Earlier this year, Jumaane Williams had to overcome a field of 16 candidates to become the city’s new public advocate. On Tuesday, he easily bested just two candidates to earn the right to stay in office through 2021.
Williams overtook Republican Councilman Joe Borelli of Staten Island and Libertarian Devin Balkind with relative ease — both at the ballot box and in the final vote of 77.84% in favor of the incumbent.
While Williams, the presumptive winner in a left-leaning city, gathered up to $173,000 in donations, Borelli’s challenge would seem lackluster with only about $16,000 in donations to his campaign.
At Bar Chord in Flatbush, Williams and his supporters celebrated their victory.
“I want to make sure that by the time my tenure is done, no one ever again questions what the public advocate is and if we need that office,” Williams said. “When I was here just eight months ago, I said that if I had started treating my own mental health years ago, I’d be married by now. But since that time I got engaged… But I’m still working because since then it’s been clear around city that we need to re-evaluate the our own mental health.”

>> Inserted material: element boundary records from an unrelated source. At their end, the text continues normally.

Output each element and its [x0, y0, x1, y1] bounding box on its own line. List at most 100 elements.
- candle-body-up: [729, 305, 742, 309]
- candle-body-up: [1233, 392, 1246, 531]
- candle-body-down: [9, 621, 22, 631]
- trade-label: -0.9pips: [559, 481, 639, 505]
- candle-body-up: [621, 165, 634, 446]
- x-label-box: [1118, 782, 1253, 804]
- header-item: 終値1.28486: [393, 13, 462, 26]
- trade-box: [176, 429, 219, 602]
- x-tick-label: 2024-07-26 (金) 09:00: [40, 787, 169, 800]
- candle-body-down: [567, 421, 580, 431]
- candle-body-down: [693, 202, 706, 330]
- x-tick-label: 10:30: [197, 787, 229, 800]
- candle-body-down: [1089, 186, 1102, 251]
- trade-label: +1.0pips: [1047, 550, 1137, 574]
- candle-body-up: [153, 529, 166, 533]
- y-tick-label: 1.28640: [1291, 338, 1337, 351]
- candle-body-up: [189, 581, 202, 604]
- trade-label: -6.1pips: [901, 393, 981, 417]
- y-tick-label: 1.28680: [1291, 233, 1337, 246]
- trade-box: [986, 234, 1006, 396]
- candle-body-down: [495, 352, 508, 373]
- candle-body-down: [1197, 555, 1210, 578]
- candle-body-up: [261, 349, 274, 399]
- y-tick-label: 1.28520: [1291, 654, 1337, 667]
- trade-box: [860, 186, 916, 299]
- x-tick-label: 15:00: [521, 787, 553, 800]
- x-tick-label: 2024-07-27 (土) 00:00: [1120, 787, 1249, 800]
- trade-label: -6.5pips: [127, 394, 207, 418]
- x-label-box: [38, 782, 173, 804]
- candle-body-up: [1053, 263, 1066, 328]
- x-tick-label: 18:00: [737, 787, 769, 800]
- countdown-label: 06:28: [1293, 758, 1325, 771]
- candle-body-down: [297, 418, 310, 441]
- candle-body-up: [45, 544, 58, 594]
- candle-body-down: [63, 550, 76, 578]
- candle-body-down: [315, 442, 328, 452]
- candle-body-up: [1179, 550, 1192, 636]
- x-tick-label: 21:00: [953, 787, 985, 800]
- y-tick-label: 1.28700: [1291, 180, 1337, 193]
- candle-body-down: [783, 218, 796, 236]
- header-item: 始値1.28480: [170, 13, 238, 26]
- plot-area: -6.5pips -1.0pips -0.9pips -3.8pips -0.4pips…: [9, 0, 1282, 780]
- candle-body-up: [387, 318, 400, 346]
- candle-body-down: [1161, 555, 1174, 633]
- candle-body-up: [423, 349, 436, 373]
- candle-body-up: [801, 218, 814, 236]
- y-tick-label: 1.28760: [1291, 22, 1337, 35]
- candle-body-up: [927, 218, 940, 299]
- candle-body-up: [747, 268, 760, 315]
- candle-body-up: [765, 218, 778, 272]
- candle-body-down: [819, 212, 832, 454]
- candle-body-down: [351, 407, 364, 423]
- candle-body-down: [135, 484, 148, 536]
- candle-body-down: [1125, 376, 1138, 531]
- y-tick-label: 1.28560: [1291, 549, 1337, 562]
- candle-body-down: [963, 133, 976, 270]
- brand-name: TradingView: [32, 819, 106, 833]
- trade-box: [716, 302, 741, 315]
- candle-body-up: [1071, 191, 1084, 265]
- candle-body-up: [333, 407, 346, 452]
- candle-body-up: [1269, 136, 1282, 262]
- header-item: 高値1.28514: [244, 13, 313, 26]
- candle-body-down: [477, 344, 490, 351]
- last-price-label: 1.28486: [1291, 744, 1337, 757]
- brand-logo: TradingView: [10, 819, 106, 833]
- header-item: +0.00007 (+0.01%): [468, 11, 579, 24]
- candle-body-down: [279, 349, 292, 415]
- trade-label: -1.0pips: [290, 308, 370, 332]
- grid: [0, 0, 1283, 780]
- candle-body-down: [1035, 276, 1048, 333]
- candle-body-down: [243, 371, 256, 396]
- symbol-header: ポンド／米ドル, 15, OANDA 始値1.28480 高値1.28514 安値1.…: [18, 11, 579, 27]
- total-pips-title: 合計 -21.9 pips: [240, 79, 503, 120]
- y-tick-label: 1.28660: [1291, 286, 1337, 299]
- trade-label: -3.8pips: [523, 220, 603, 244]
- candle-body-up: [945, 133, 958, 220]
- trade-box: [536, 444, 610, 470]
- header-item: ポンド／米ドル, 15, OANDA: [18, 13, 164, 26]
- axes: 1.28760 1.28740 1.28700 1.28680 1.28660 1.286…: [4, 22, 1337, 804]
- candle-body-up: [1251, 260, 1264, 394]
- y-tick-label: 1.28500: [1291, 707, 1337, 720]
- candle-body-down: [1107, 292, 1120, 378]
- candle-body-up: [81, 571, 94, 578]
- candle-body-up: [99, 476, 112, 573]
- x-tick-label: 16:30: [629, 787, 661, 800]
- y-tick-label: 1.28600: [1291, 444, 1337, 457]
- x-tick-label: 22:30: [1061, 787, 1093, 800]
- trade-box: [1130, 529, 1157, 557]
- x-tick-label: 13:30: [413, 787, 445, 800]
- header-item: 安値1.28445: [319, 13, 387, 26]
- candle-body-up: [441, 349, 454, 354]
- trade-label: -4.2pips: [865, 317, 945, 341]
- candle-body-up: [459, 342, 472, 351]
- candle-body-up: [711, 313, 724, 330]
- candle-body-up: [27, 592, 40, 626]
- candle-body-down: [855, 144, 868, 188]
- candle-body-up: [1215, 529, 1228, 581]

Williams won the special election for the position on in February over 16 other candidates with only Councilman Eric Ulrich, another Republican, coming in at second place with 19 percent of the vote at that time.
What Ulrich managed to prove was that the GOP could mount credible challenge against the largely Democratic voter supremacy in the city.
Williams ran on a platform that looked to his roots as a tenant organizer calling for universal rent control and called for criminal justice reforms.
As some in government have called the public advocate’s office a “place-holder” for politicians working on a new gig, Williams campaigned on getting more authority behind the title. Subpoena power, voting rights in City Council and ability to introduce legislation are some of the ways he promised to transform the office.
The public advocate’s race had the opportunity for a boost in voter turnout from early voting, though with the rollout of the program coming during an off election season, little more than 60,110 made it to the polls.
For nine days the Board of Elections had 33 polling sites operating across the city prior to Tuesday’s final countdown, but only 1.14 of registered voters in the five boroughs made it out to cast their ballot.
Early voting gave the BOE the opportunity to test a new program; instead of stacks of printed voter rolls, residents could simply check-in on an iPad for their information to come up at poll sites.